Data from Halifax shows fixed rate mortgages fell to their lowest levels in 2015, while the standard variable rate remained static.
Over the last 12 months, the average interest rate on a new fixed rate mortgage fell a further 0.59 per cent whilst there was no change in the standard variable rate over the same period.
The average fixed rate now stands at 2.66 per cent compared with the average standard variable rate of 4.49 per cent, with the gap between the two widening by 1.81 per cent since August 2012.
Halifax said that as a result, the amount homeowners could be saving by switching to a fixed rate deal has increased by 50 per cent in the last two years.

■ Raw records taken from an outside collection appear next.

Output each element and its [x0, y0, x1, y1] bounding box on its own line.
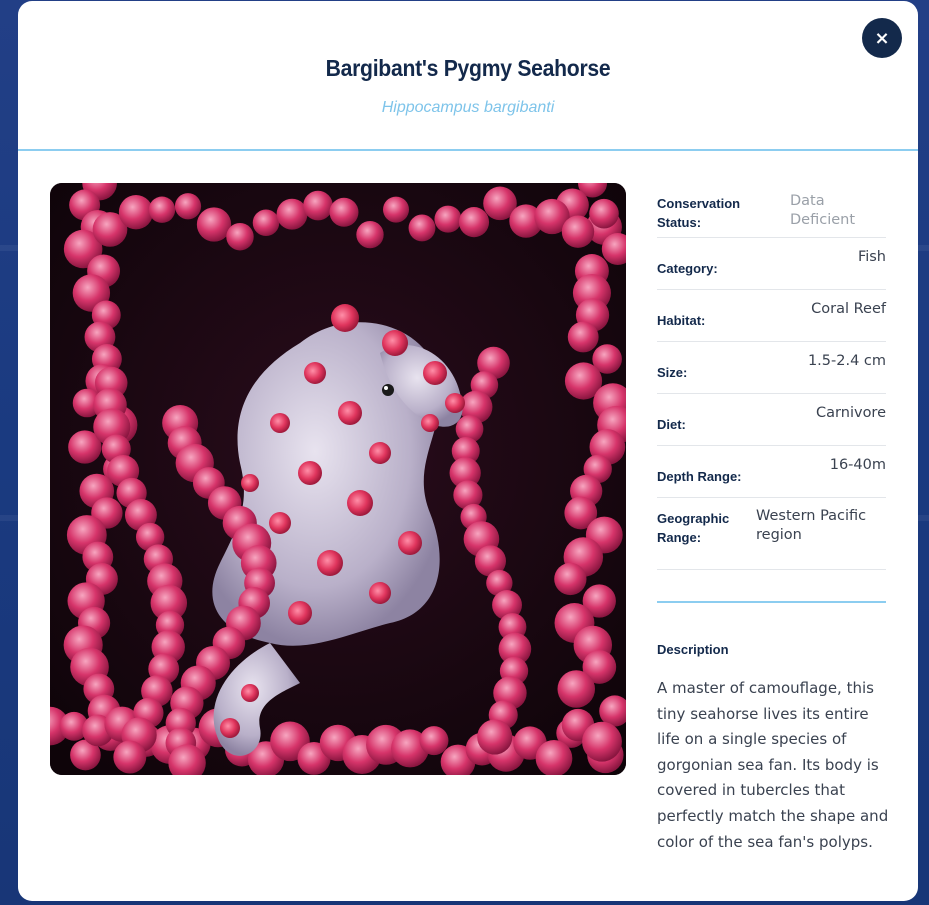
header-divider — [18, 149, 918, 151]
detail-row: Habitat: Coral Reef — [657, 290, 886, 342]
detail-label: Conservation Status: — [657, 196, 741, 230]
seahorse-illustration — [50, 183, 626, 775]
detail-label: Habitat: — [657, 313, 706, 328]
detail-value: Western Pacific region — [756, 508, 867, 543]
detail-row: Diet: Carnivore — [657, 394, 886, 446]
details-list: Conservation Status: Data Deficient Catego… — [657, 183, 886, 570]
detail-value: Fish — [857, 249, 886, 265]
detail-value: 1.5-2.4 cm — [807, 353, 886, 369]
detail-value: Data Deficient — [790, 193, 856, 228]
detail-row: Geographic Range: Western Pacific region — [657, 498, 886, 570]
detail-label: Diet: — [657, 417, 686, 432]
detail-label: Category: — [657, 261, 718, 276]
scientific-name: Hippocampus bargibanti — [381, 99, 555, 116]
species-title: Bargibant's Pygmy Seahorse — [325, 55, 611, 81]
close-icon: × — [874, 27, 890, 49]
modal-header: Bargibant's Pygmy Seahorse Hippocampus b… — [18, 1, 918, 151]
close-button[interactable]: × — [862, 18, 902, 58]
species-photo — [50, 183, 626, 775]
detail-row: Size: 1.5-2.4 cm — [657, 342, 886, 394]
species-modal: Bargibant's Pygmy Seahorse Hippocampus b… — [18, 1, 918, 901]
detail-row: Depth Range: 16-40m — [657, 446, 886, 498]
detail-value: Coral Reef — [811, 301, 886, 317]
detail-row: Category: Fish — [657, 238, 886, 290]
description-heading: Description — [657, 642, 729, 657]
detail-label: Geographic Range: — [657, 511, 730, 545]
description-divider — [657, 601, 886, 603]
detail-label: Depth Range: — [657, 469, 742, 484]
detail-value: 16-40m — [829, 457, 886, 473]
detail-row: Conservation Status: Data Deficient — [657, 183, 886, 238]
description-text: A master of camouflage, this tiny seahor… — [657, 679, 889, 851]
detail-label: Size: — [657, 365, 688, 380]
detail-value: Carnivore — [816, 405, 886, 421]
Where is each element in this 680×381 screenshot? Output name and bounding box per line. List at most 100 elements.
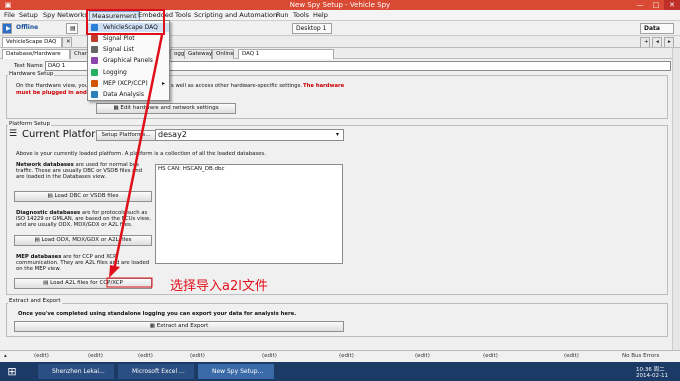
menu-run[interactable]: Run bbox=[274, 11, 290, 20]
hardware-text-prefix: On the Hardware view, you bbox=[16, 83, 89, 89]
clock-time: 10:36 周二 bbox=[636, 367, 665, 373]
network-db-title: Network databases bbox=[16, 162, 74, 168]
menu-item-label: Signal Plot bbox=[103, 35, 135, 42]
taskbar-item-excel[interactable]: Microsoft Excel ... bbox=[118, 364, 194, 379]
extract-export-btn-label: Extract and Export bbox=[156, 323, 209, 329]
setup-platforms-button[interactable]: Setup Platforms... bbox=[96, 130, 156, 141]
diagnostic-db-text: Diagnostic databases are for protocols s… bbox=[16, 210, 152, 229]
platform-icon: ☰ bbox=[9, 129, 18, 139]
bus-errors-status: No Bus Errors bbox=[622, 353, 660, 359]
load-dbc-button[interactable]: ▤ Load DBC or VSDB files bbox=[14, 191, 152, 202]
diagnostic-db-title: Diagnostic databases bbox=[16, 210, 81, 216]
platform-select[interactable]: desay2 bbox=[155, 129, 344, 141]
panel-icon bbox=[91, 57, 98, 64]
export-icon: ▦ bbox=[149, 323, 157, 329]
logging-icon bbox=[91, 69, 98, 76]
highlight-box bbox=[86, 9, 165, 35]
network-db-text: Network databases are used for normal bu… bbox=[16, 162, 152, 181]
tab-right-icon[interactable]: ▸ bbox=[664, 37, 674, 47]
daq-select[interactable]: DAQ 1 bbox=[238, 49, 334, 59]
extract-export-button[interactable]: ▦ Extract and Export bbox=[14, 321, 344, 332]
main-panel: Test Name DAQ 1 Hardware Setup On the Ha… bbox=[0, 59, 672, 350]
menu-item-graphical-panels[interactable]: Graphical Panels bbox=[88, 56, 169, 65]
mep-icon bbox=[91, 80, 98, 87]
tab-vehiclescape-daq[interactable]: VehicleScape DAQ bbox=[2, 37, 62, 47]
app-window: New Spy Setup - Vehicle Spy ▣ — □ ✕ File… bbox=[0, 0, 680, 381]
taskbar: ⊞ Shenzhen Lekai... Microsoft Excel ... … bbox=[0, 362, 680, 381]
taskbar-item-vehicle-spy[interactable]: New Spy Setup... bbox=[198, 364, 274, 379]
add-tab-icon[interactable]: + bbox=[640, 37, 650, 47]
menu-item-label: Signal List bbox=[103, 46, 134, 53]
tab-database-hardware[interactable]: Database/Hardware Setup bbox=[2, 49, 70, 66]
submenu-arrow-icon: ▸ bbox=[161, 80, 165, 87]
menu-spy-networks[interactable]: Spy Networks bbox=[41, 11, 90, 20]
menu-tools[interactable]: Tools bbox=[291, 11, 311, 20]
platform-description: Above is your currently loaded platform.… bbox=[16, 151, 266, 157]
taskbar-item-pdf[interactable]: Shenzhen Lekai... bbox=[38, 364, 114, 379]
record-icon[interactable]: ▤ bbox=[66, 23, 78, 34]
status-cell[interactable]: (edit) bbox=[138, 353, 153, 359]
minimize-button[interactable]: — bbox=[632, 0, 648, 10]
hardware-setup-label: Hardware Setup bbox=[8, 71, 55, 77]
edit-hardware-button[interactable]: ▦ Edit hardware and network settings bbox=[96, 103, 236, 114]
load-odx-label: Load ODX, MDX/GDX or A2L files bbox=[41, 237, 132, 243]
status-cell[interactable]: (edit) bbox=[483, 353, 498, 359]
status-cell[interactable]: (edit) bbox=[262, 353, 277, 359]
offline-mode[interactable]: Offline bbox=[13, 23, 47, 34]
current-platform-title: Current Platform bbox=[22, 129, 105, 140]
data-button[interactable]: Data bbox=[640, 23, 674, 34]
database-list[interactable]: HS CAN: HSCAN_DB.dbc bbox=[155, 164, 343, 264]
play-icon[interactable]: ▶ bbox=[2, 23, 12, 34]
status-bar: ▴ (edit) (edit) (edit) (edit) (edit) (ed… bbox=[0, 350, 680, 362]
load-odx-button[interactable]: ▤ Load ODX, MDX/GDX or A2L files bbox=[14, 235, 152, 246]
tab-online[interactable]: Online bbox=[212, 49, 234, 59]
status-cell[interactable]: (edit) bbox=[34, 353, 49, 359]
load-a2l-label: Load A2L files for CCP/XCP bbox=[50, 280, 123, 286]
load-a2l-button[interactable]: ▤ Load A2L files for CCP/XCP bbox=[14, 278, 152, 289]
hardware-text-suffix: s well as access other hardware-specific… bbox=[171, 83, 303, 89]
desktop-select[interactable]: Desktop 1 bbox=[292, 23, 332, 34]
edit-hardware-label: Edit hardware and network settings bbox=[120, 105, 219, 111]
load-dbc-label: Load DBC or VSDB files bbox=[54, 193, 119, 199]
annotation-text: 选择导入a2l文件 bbox=[170, 279, 268, 294]
mep-db-title: MEP databases bbox=[16, 254, 62, 260]
status-cell[interactable]: ▴ bbox=[4, 353, 7, 359]
status-cell[interactable]: (edit) bbox=[190, 353, 205, 359]
mep-db-text: MEP databases are for CCP and XCP commun… bbox=[16, 254, 152, 273]
tab-close-icon[interactable]: ✕ bbox=[62, 37, 72, 47]
vertical-scrollbar[interactable] bbox=[672, 48, 680, 350]
tab-gateway[interactable]: Gateway bbox=[184, 49, 212, 59]
tab-left-icon[interactable]: ◂ bbox=[652, 37, 662, 47]
menu-item-signal-list[interactable]: Signal List bbox=[88, 45, 169, 54]
list-icon bbox=[91, 46, 98, 53]
menu-item-mep[interactable]: MEP (XCP/CCP) ▸ bbox=[88, 79, 169, 88]
menu-item-logging[interactable]: Logging bbox=[88, 68, 169, 77]
menu-item-label: Graphical Panels bbox=[103, 57, 153, 64]
hardware-warning-2: must be plugged in and p bbox=[16, 90, 93, 96]
analysis-icon bbox=[91, 91, 98, 98]
status-cell[interactable]: (edit) bbox=[88, 353, 103, 359]
chevron-down-icon[interactable]: ▾ bbox=[336, 131, 339, 138]
menu-file[interactable]: File bbox=[2, 11, 17, 20]
menu-scripting[interactable]: Scripting and Automation bbox=[192, 11, 279, 20]
start-icon[interactable]: ⊞ bbox=[0, 364, 24, 379]
extract-export-text: Once you've completed using standalone l… bbox=[18, 311, 297, 317]
test-name-label: Test Name bbox=[14, 63, 43, 69]
clock-date: 2014-02-11 bbox=[636, 373, 668, 379]
menu-help[interactable]: Help bbox=[311, 11, 330, 20]
status-cell[interactable]: (edit) bbox=[415, 353, 430, 359]
platform-setup-label: Platform Setup bbox=[8, 121, 51, 127]
menu-item-label: Logging bbox=[103, 69, 127, 76]
menu-item-signal-plot[interactable]: Signal Plot bbox=[88, 34, 169, 43]
maximize-button[interactable]: □ bbox=[648, 0, 664, 10]
menu-setup[interactable]: Setup bbox=[17, 11, 40, 20]
database-list-item[interactable]: HS CAN: HSCAN_DB.dbc bbox=[158, 166, 340, 172]
menu-item-label: Data Analysis bbox=[103, 91, 144, 98]
status-cell[interactable]: (edit) bbox=[564, 353, 579, 359]
close-button[interactable]: ✕ bbox=[664, 0, 680, 10]
plot-icon bbox=[91, 35, 98, 42]
status-cell[interactable]: (edit) bbox=[339, 353, 354, 359]
menu-item-data-analysis[interactable]: Data Analysis bbox=[88, 90, 169, 99]
extract-export-label: Extract and Export bbox=[8, 298, 62, 304]
app-icon: ▣ bbox=[4, 1, 12, 9]
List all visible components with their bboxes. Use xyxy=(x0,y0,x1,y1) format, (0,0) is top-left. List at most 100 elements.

According to the building society, in November 2013, the average monthly payment of a homeowner who took out a two-year fixed rate on a £100,000 mortgage would have been £485 while at the same time, the payment on a standard variable rate mortgage would have been £551 – a monthly saving of £66.
Therefore, a borrower taking out a fixed rate in November 2015 would be paying £457 a month on a £100,000 loan compared with £555 on the average standard variable rate.
This would result in a saving of £99 a month; 50 per cent more than two years earlier.
Craig McKinlay, mortgages director at Halifax said with the base rate remaining at record low levels for another year, fixed rate mortgages fell further in 2015.
Dale Jannels, managing director at All Types of Mortgages, said: “Lenders have been burnt before with low product reversion rates so it is no surprise that standard variable rates are remaining static while all other rates decrease.
“But it does amaze me how many people are happy to sit on standard variable rates and not change products and providers.
“Lenders are paying valuation costs and legal fees on remortgages, so the cost to the consumer to change lenders and save money, is minimal.
“Following recent suggestions that bank base rate will not change until at least 2017, we’re also seeing a lot more customers looking at tracker rates.”